Para el autor poco importa que la recuperación del país haya sido impresionante, que la economía se haya expandido 65% desde 2002, que el pronóstico de crecimiento para 2011 sea de 8.2 por ciento y que el desempleo sea bajo porque el gobierno “todavía no ha convencido al mundo que las medidas populistas que satisfacen al público y que desafían la ortodoxia económica aceptada sean una receta sustentable para dirigir un país”. Esto genera dos preguntas interesantes: ¿Realmente no basta con el alud de publicaciones de organismos como el propio FMI que reconocen explícitamente la salud macroeconómica del país? ¿El éxito del modelo del gobierno de la Nación pasa por su aceptación en los centros financieros internacionales?

Pese a que Mark Weisbrot, del Centro de Investigación de Economía y Política, un organismo de Washington, declara en el mismo artículo que “la Argentina no está sentada al borde del precipicio” como se pretende hacernos creer y aún cuando el mismo Webber reconoce que la razón deuda/PIB del país es de “un envidiable 35%”, el diario británico arremete con afirmaciones tan contradictorias como “todo esto socava la imagen de la Argentina justo cuando el gobierno piensa que la nación … puede ofrecer lecciones valiosas”, porque por alguna alquimia hay que desdibujar el hecho de que “la Argentina sigue teniendo el ingreso per cápita más alto de la región”, como también concede más adelante.

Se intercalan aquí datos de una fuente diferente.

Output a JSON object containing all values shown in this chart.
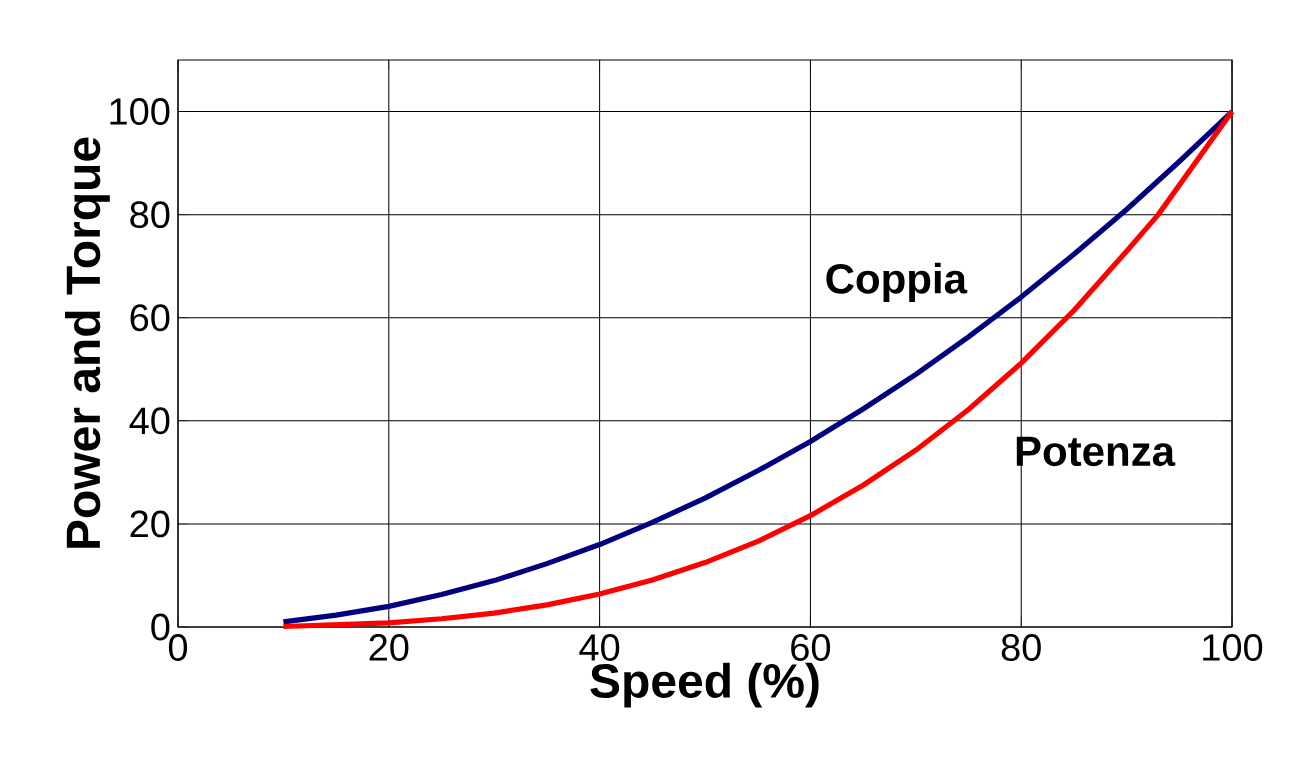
{
  "chart_data": {
    "type": "line",
    "xlabel": "Speed (%)",
    "ylabel": "Power and Torque",
    "xlim": [
      0,
      100
    ],
    "ylim": [
      0,
      110
    ],
    "xticks": [
      0,
      20,
      40,
      60,
      80,
      100
    ],
    "yticks": [
      0,
      20,
      40,
      60,
      80,
      100
    ],
    "grid": true,
    "marker": "none",
    "line_style": "solid",
    "series": [
      {
        "name": "Coppia",
        "color": "#000080",
        "x": [
          10,
          15,
          20,
          25,
          30,
          35,
          40,
          45,
          50,
          55,
          60,
          65,
          70,
          75,
          80,
          85,
          90,
          95,
          100
        ],
        "values": [
          1,
          2.3,
          4,
          6.3,
          9,
          12.3,
          16,
          20.3,
          25,
          30.3,
          36,
          42.3,
          49,
          56.3,
          64,
          72.3,
          81,
          90.3,
          100
        ]
      },
      {
        "name": "Potenza",
        "color": "#ff0000",
        "x": [
          10,
          20,
          25,
          30,
          35,
          40,
          45,
          50,
          55,
          60,
          65,
          70,
          75,
          80,
          85,
          90,
          93,
          100
        ],
        "values": [
          0.1,
          0.8,
          1.6,
          2.7,
          4.3,
          6.4,
          9.1,
          12.5,
          16.6,
          21.6,
          27.5,
          34.3,
          42.2,
          51.2,
          61.4,
          72.9,
          80,
          100
        ]
      }
    ]
  }
}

Sin embargo, Pablo Heidrich, reconocido investigador de comercio y desarrollo del canadiense Instituto North-South, envió una carta al rotativo expresando que era una lástima que se pasara por alto la experiencia argentina más relevante para la situación griega: “cómo enfrentar a los bancos extranjeros y demás acreedores para reducir exitosamente la deuda nacional en términos reales”.

Asimismo, luego de destacar los “múltiples subsidios que han ayudado a proteger a la población de los verdaderos efectos de la devaluación”, el investigador acotó que como prueba de que el éxito del modelo nacional no es fortuito, “la Argentina ha crecido más rápido que los países exportadores de materias primas más favorecidos de la región, como Chile, Brasil y Colombia”.

En resumidas cuentas, la ortodoxia sigue fallando y, en palabras de Mercedes Marcó del Pont, es tiempo de aprender de lo que pasó en muchos países en desarrollo, como Argentina, que hicieron cosas contrarias a la sabiduría convencional y que nos han resultado muy bien. El verdadero riesgo para Wall Street de la recuperación económica de Argentina es claramente otro: que países centrales con problemas similares a los de nuestro país en el año 2002 adopten también un camino alternativo en la aplicación de políticas económicas.